(Para que no se nos olvide)

 Elena Laseca 

Escritora y presidenta del Club de opinión La Sabina

La llamada del fotógrafo Luis Areñas en el 2015 para proponernos aquellos retratos, le trajo a mi padre uno de sus recuerdos más amargos. Luis estaba preparando una exposición —magnífica exposición, que vio la luz cuatro años después, mi padre ya fallecido— con los últimos supervivientes de la Guerra Civil. De hecho, le dio el nombre de «Los Últimos» y mi padre formó parte del magnífico trabajo de Luis, aunque él, lamentablemente, no lo llegó a ver.

Mientras el artista preparaba un improvisado set en la terraza de mi casa, mi padre comenzó a hablar como nunca antes lo había hecho.

Lo peor de la llegada al frente de Teruel fue el frío de aquella primera noche —se lamentaba—. De lo demás no éramos del todo conscientes —quizá éramos demasiado jóvenes para serlo—, pero el frío, que nos traspasaba los huesos y nos congelaba hasta el alma, sí que lo sentíamos.

El caso es que los chicos del reemplazo al que veníamos a sustituir aún estaban allí —menos los muertos en combate, a los que también reemplazábamos—. Y como ya éramos demasiados para dormir bajo techo —demasiados jóvenes arrastrados a perder la vida sin opción a elegir—, los nuevos tuvimos que dormir al raso. Imagínate, en pleno mes de enero, en Teruel y a doce grados bajo cero. Nos colocamos todos juntos, pero mi manta era muy corta y tuve que decidir si taparme los pies o la cabeza. No sé por qué, me decidí por la cabeza. A la mañana siguiente los pies no los sentía. Me llevó un buen rato ponerme derecho. Nunca en mi vida he pasado tanto frío. Y eso que nací en un pueblo de Soria.

El viaje también fue una odisea.
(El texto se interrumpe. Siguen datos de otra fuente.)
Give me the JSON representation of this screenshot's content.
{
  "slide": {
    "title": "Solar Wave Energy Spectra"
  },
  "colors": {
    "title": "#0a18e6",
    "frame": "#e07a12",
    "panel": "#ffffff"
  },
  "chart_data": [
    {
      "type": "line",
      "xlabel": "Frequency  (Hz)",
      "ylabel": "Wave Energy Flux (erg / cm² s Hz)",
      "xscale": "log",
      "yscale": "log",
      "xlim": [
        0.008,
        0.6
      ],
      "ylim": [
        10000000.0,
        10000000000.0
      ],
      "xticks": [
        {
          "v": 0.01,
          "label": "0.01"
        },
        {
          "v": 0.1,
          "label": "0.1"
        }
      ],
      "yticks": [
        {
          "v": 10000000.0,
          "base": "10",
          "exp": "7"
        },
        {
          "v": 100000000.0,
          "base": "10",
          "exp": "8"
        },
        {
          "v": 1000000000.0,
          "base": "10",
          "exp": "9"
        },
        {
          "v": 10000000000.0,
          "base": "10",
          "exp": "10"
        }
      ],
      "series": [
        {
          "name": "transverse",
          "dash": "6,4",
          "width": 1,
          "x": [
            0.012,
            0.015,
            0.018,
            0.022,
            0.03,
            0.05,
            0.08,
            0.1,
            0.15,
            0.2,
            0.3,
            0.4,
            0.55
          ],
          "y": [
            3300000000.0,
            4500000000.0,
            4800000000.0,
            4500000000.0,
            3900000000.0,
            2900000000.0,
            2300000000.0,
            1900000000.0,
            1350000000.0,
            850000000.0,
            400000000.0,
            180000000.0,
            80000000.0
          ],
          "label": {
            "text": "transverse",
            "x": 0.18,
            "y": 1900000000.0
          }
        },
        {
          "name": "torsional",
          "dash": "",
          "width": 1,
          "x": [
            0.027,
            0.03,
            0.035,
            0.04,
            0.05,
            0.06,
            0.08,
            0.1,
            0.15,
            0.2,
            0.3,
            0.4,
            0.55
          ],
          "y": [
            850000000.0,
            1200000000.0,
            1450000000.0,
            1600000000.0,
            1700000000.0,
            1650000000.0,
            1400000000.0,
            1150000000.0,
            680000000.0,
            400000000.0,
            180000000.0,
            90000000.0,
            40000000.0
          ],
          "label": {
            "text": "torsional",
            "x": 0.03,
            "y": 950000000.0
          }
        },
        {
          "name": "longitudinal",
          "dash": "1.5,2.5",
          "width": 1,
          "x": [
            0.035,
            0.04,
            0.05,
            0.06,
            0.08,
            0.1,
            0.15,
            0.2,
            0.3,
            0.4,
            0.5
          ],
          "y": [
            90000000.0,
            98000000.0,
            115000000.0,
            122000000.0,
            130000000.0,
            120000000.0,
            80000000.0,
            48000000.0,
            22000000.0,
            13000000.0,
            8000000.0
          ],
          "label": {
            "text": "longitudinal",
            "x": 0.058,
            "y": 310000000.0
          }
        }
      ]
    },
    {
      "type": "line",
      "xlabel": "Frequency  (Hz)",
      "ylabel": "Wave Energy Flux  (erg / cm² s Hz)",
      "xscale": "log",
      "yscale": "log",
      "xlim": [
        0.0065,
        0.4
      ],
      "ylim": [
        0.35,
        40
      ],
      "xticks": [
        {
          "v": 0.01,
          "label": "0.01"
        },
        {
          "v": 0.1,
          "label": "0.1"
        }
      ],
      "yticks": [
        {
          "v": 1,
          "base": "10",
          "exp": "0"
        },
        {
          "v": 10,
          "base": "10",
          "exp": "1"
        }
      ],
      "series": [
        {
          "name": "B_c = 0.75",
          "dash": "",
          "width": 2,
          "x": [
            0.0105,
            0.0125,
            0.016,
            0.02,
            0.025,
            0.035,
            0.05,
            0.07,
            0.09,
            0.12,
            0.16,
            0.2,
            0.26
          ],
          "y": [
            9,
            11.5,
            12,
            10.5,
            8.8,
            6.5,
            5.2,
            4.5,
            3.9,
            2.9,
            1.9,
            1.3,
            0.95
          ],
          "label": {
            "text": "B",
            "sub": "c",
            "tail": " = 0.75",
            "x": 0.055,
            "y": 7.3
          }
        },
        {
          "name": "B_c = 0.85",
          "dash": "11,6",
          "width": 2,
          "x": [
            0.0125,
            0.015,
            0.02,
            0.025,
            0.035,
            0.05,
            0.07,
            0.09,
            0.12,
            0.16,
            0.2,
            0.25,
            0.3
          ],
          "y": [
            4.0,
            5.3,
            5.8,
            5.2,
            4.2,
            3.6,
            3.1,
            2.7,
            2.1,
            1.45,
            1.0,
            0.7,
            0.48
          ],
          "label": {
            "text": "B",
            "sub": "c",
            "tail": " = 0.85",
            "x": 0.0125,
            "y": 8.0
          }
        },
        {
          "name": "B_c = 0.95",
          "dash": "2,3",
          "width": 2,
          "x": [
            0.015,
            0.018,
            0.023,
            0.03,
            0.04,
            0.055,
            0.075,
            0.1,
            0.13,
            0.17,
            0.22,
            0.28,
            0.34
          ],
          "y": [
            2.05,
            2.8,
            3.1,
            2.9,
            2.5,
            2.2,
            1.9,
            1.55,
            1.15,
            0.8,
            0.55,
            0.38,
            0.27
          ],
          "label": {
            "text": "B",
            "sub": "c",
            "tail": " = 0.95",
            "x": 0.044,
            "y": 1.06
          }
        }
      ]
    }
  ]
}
No sé cuántas horas de trayecto en un tren de mercancías. Todos juntos, ovejas y soldados. Yo tenía tanto sueño que me quedé dormido entre las reses y me desperté con un fuerte dolor de oído. Una oveja me había metido la pata en la oreja. A pesar de estar viviendo los momentos más terribles de nuestra vida, mis compañeros pasaron un buen rato riendo la ocurrencia del animal.

De lo que pasó después de esa primera noche gélida y el resto de los días en el frente, mi padre no contó nada. No se acordaba mucho, decía, o no quería acordarse. Seguramente no quería evocar aquellos días en los que la mayoría de los muchachos con los que compartió el trayecto junto a las ovejas y aquella primera fría noche turolense, cayeron muertos, fulminados en plena juventud. Ese recuerdo lo trastornaba y lo arrumbó en algún remoto rincón de la memoria para no sufrir.

De lo que sí se acordaba mi padre era del impacto que sufrió cuando le comunicaron la muerte de su hermana de dieciséis años a causa de una meningitis. Él todavía estaba en Teruel. Y también recordaba, con absoluta nitidez, el comentario desafortunado de su superior al verlo abatido, roto por el dolor: «Que ha hecho usted una guerra, hombre, no irá a derrumbarse ahora»

¿Cómo podía comparar ese hombre —contaba mi padre con lágrimas en los ojos— una guerra que yo odiaba, con la muerte de mi querida hermana? Mi hermana solo tenía dieciséis años, era buena como ninguna, y yo la quería con toda mi alma.